I am looking for guidance on the best approach to process files received in Google Cloud Storage using a Python script, particularly when processing times can exceed 10 minutes. Currently, our workflow uses Google Pub/Sub push, which triggers on each file upload and sends a message to a Google Cloud Run service built with Python Flask to process the file.
We face a couple of issues:
  1. We've set the ackDeadline to 10 minutes, but the system seems to wait only 1 or 2 minutes before sending a message.
  2. Some tasks take more than 10 minutes to execute.
I am considering options that could offer scalability and ease of maintenance. What are the recommended practices or alternative tools within the Google Cloud ecosystem that could better handle long-running tasks? Any insights or experiences with similar setups would be greatly appreciated.

Thank you for your help!
3 2 201
2 REPLIES 2

Hello @luddes,

Welcome to the Google Cloud Community!

Cloud Functions can be triggered by Pub/Sub messages. They allow a configurable timeout Set timeout, with up to 60 minutes for HTTP functions and 9 minutes for event-driven functions. This setup enables the functions to start processing and acknowledge the Pub/Sub message, with the actual processing occurring asynchronously in the background.

Hello @juliadeanne ,

Thank you for the welcome and your explanations about Google Cloud Functions and Pub/Sub.

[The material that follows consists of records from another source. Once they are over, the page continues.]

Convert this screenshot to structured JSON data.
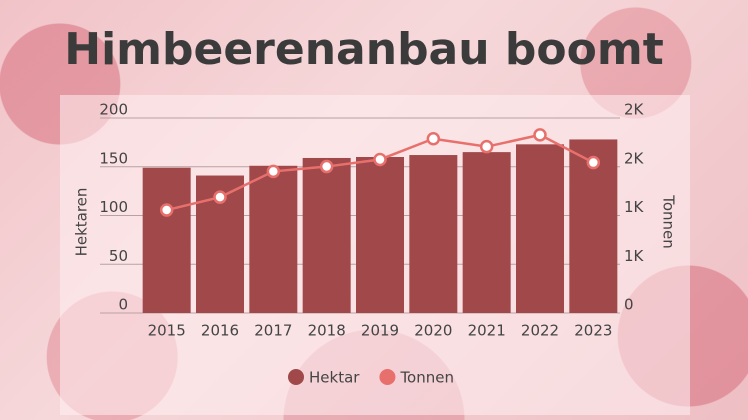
{
  "chart_data": {
    "type": "bar_line",
    "title": "Himbeerenanbau boomt",
    "categories": [
      "2015",
      "2016",
      "2017",
      "2018",
      "2019",
      "2020",
      "2021",
      "2022",
      "2023"
    ],
    "series": [
      {
        "name": "Hektar",
        "color": "#a0484a",
        "type": "bar",
        "values": [
          149,
          141,
          151,
          159,
          160,
          162,
          165,
          173,
          178
        ]
      },
      {
        "name": "Tonnen",
        "color": "#e8706c",
        "type": "line",
        "axis": "y2",
        "values": [
          1056,
          1188,
          1452,
          1502,
          1574,
          1787,
          1706,
          1827,
          1543
        ]
      }
    ],
    "y_label": "Hektaren",
    "y2_label": "Tonnen",
    "ylim": [
      0,
      200
    ],
    "yticks": [
      0,
      50,
      100,
      150,
      200
    ],
    "y2lim": [
      0,
      2000
    ],
    "y2ticks": [
      0,
      {
        "value": 500,
        "label": "1K"
      },
      {
        "value": 1000,
        "label": "1K"
      },
      {
        "value": 1500,
        "label": "2K"
      },
      {
        "value": 2000,
        "label": "2K"
      }
    ],
    "grid": true,
    "legend": "bottom"
  }
}
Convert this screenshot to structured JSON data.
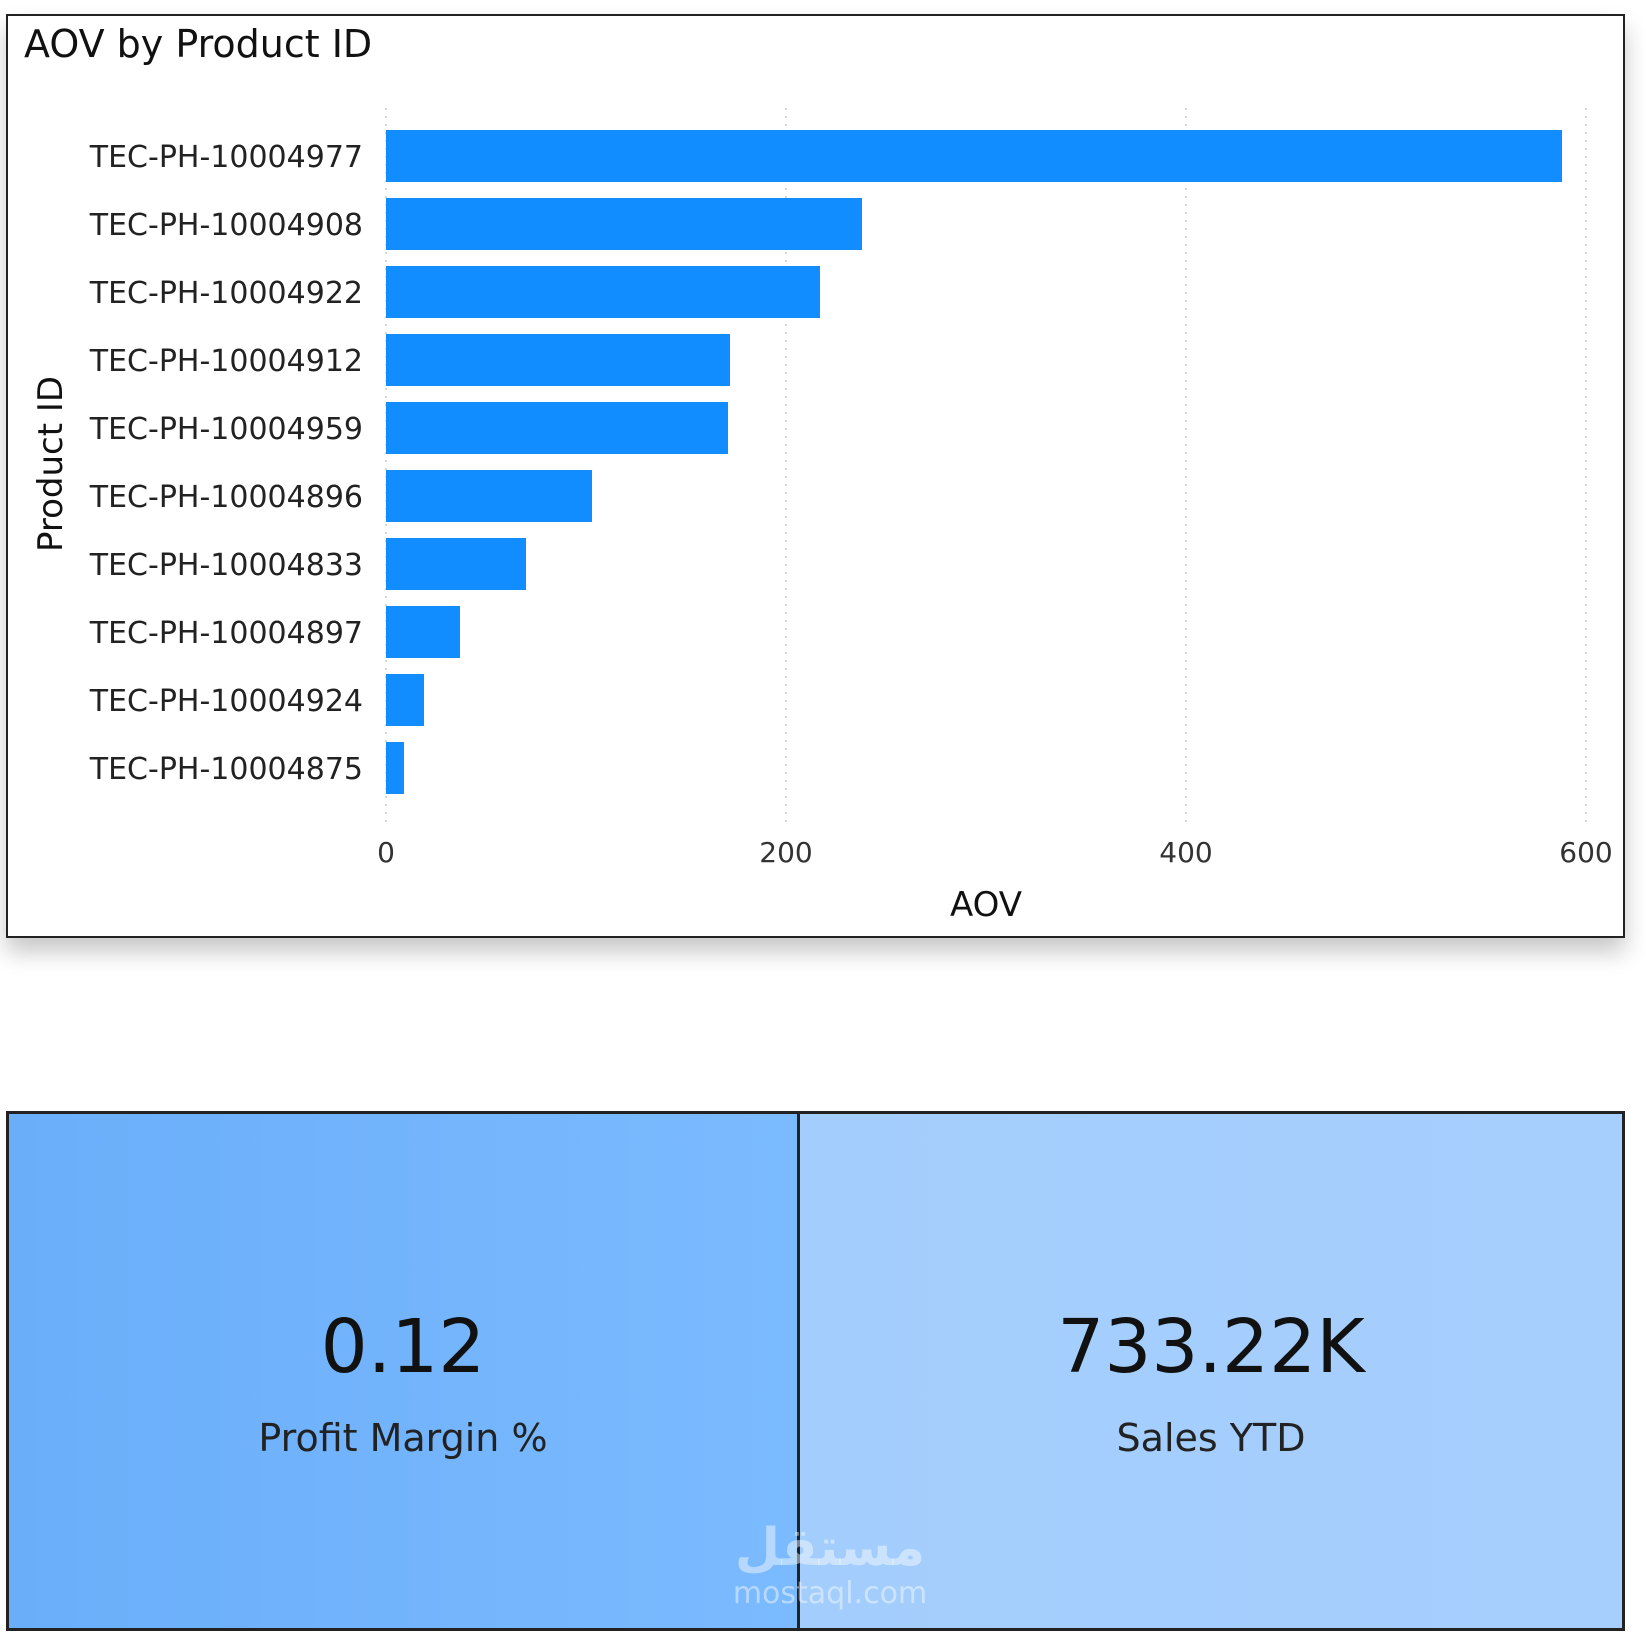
{
  "chart_data": {
    "type": "bar",
    "orientation": "horizontal",
    "title": "AOV by Product ID",
    "xlabel": "AOV",
    "ylabel": "Product ID",
    "xlim": [
      0,
      600
    ],
    "xticks": [
      0,
      200,
      400,
      600
    ],
    "grid": true,
    "color": "#118dff",
    "categories": [
      "TEC-PH-10004977",
      "TEC-PH-10004908",
      "TEC-PH-10004922",
      "TEC-PH-10004912",
      "TEC-PH-10004959",
      "TEC-PH-10004896",
      "TEC-PH-10004833",
      "TEC-PH-10004897",
      "TEC-PH-10004924",
      "TEC-PH-10004875"
    ],
    "values": [
      588,
      238,
      217,
      172,
      171,
      103,
      70,
      37,
      19,
      9
    ]
  },
  "kpis": {
    "profit": {
      "value": "0.12",
      "label": "Profit Margin %",
      "color": "#78b6fd"
    },
    "sales": {
      "value": "733.22K",
      "label": "Sales YTD",
      "color": "#a5cefd"
    }
  },
  "watermark": {
    "arabic": "مستقل",
    "latin": "mostaql.com"
  }
}
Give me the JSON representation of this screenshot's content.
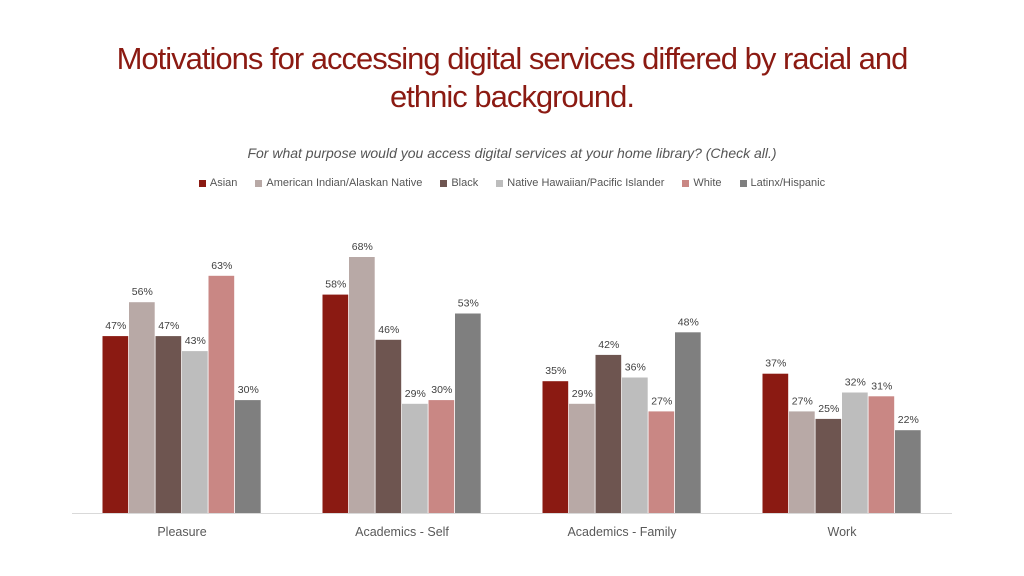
{
  "title_line1": "Motivations for accessing digital services differed by racial and",
  "title_line2": "ethnic background.",
  "subtitle": "For what purpose would you access digital services at your home library? (Check all.)",
  "chart_data": {
    "type": "bar",
    "title": "Motivations for accessing digital services differed by racial and ethnic background.",
    "subtitle": "For what purpose would you access digital services at your home library? (Check all.)",
    "categories": [
      "Pleasure",
      "Academics - Self",
      "Academics - Family",
      "Work"
    ],
    "series": [
      {
        "name": "Asian",
        "color": "#8b1a12",
        "values": [
          47,
          58,
          35,
          37
        ]
      },
      {
        "name": "American Indian/Alaskan Native",
        "color": "#b8a9a6",
        "values": [
          56,
          68,
          29,
          27
        ]
      },
      {
        "name": "Black",
        "color": "#6e5550",
        "values": [
          47,
          46,
          42,
          25
        ]
      },
      {
        "name": "Native Hawaiian/Pacific Islander",
        "color": "#bdbdbd",
        "values": [
          43,
          29,
          36,
          32
        ]
      },
      {
        "name": "White",
        "color": "#c98784",
        "values": [
          63,
          30,
          27,
          31
        ]
      },
      {
        "name": "Latinx/Hispanic",
        "color": "#7f7f7f",
        "values": [
          30,
          53,
          48,
          22
        ]
      }
    ],
    "value_format": "percent",
    "ylim": [
      0,
      70
    ],
    "grid": false,
    "legend_position": "top"
  }
}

I was wondering if a similar approach to what you described for Cloud Functions (where the actual processing occurs asynchronously in the background after acknowledging the Pub/Sub message) is also viable and recommended for Google Cloud Run. Specifically, does it make sense to run a separate thread in Cloud Run to start processing data while quickly responding to Pub/Sub with an acknowledgment, to prevent the message from being retried before processing completes?

This method seems to solve the issue of long-running tasks (over 10 minutes), but I would like to know the best practices or potential implications of this approach in a Cloud Run environment.